Sorry, I realize I think I found an identical error in this other issue post: #15. I posted there, as I took the advice mentioned. Happy to then close this issue.

[14zac2]

Hi @yeban - I heeded your advice to avoid spamming another issue thread, and reopened my original one.

You mentioned that the error the multi-feature with ID "cds-XP_015332030.1" on line 301782 in file "processed.gff" has a different strand than its counterpart on line 301780 (possible in rare cases) is new. I ran gt on the original file to see if the issue was coming from it. Part of the problem was the same: there were certain mRNA features that had a Parent=gene description which, of course, pointed to a gene that didn't exist because I had filtered them out. However, once I removed the pesky Parent=gene descriptors, there were no further warnings or errors. I can run flo again on the fixed original file to see if it completes successfully.

As for why this problem occurred with my original files, I'm not sure. I was lifting over a RefSeq annotation from NCBI and filtered the gff file the following way:

gt gff3 -tidy -sort -addids -retainids original_genomic.gff > genomic_sorted_and_tidied.gff
~/flo/gff_longest_transcripts.rb genomic_sorted_and_tidied.gff > genomic_transcripts_sorted_and_tidied_long.gff

The result didn't seem to contain anything other than mRNA, CDS, or exon features, but perhaps there was some sort of bug in one of these preprocessing steps.

[yeban]

Hi @14zac2 - thanks for following up.

Do I understand correctly that you had to remove Parent=gene descriptor after running gff_longest_transcripts.rb script? I think this is something the script should automatically take care of, so there might be a bug to fix here.
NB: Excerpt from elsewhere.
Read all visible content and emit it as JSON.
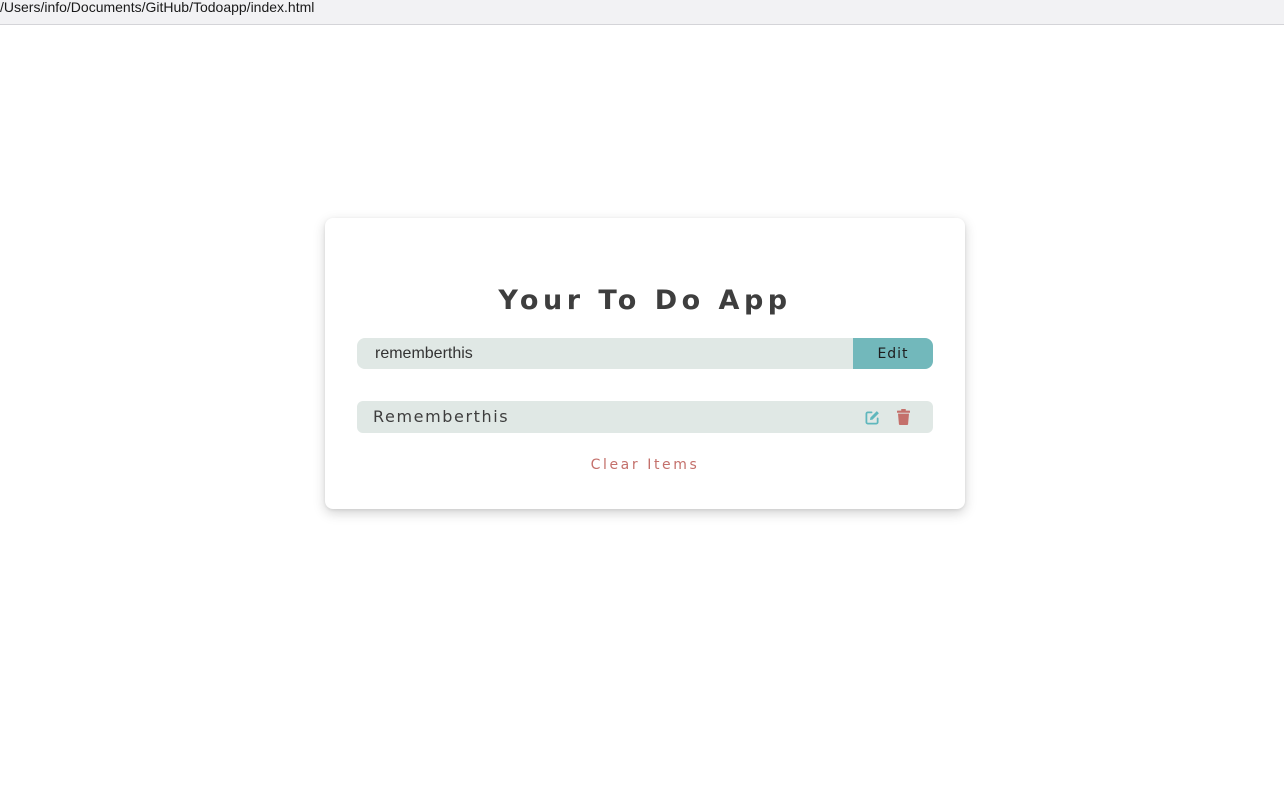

Did you get a chance to run flo on the fixed original file to see if it produced the the multi-feature with ID "cds-XP_015332030.1" on line 301782 in file "processed.gff" has a different strand than its counterpart on line 301780 (possible in rare cases) warning again? If it does, that would suggest that lifOver is causing different exons of a transcript are mapping to different strands. I think gff_recover.rb script should then remove such annotations.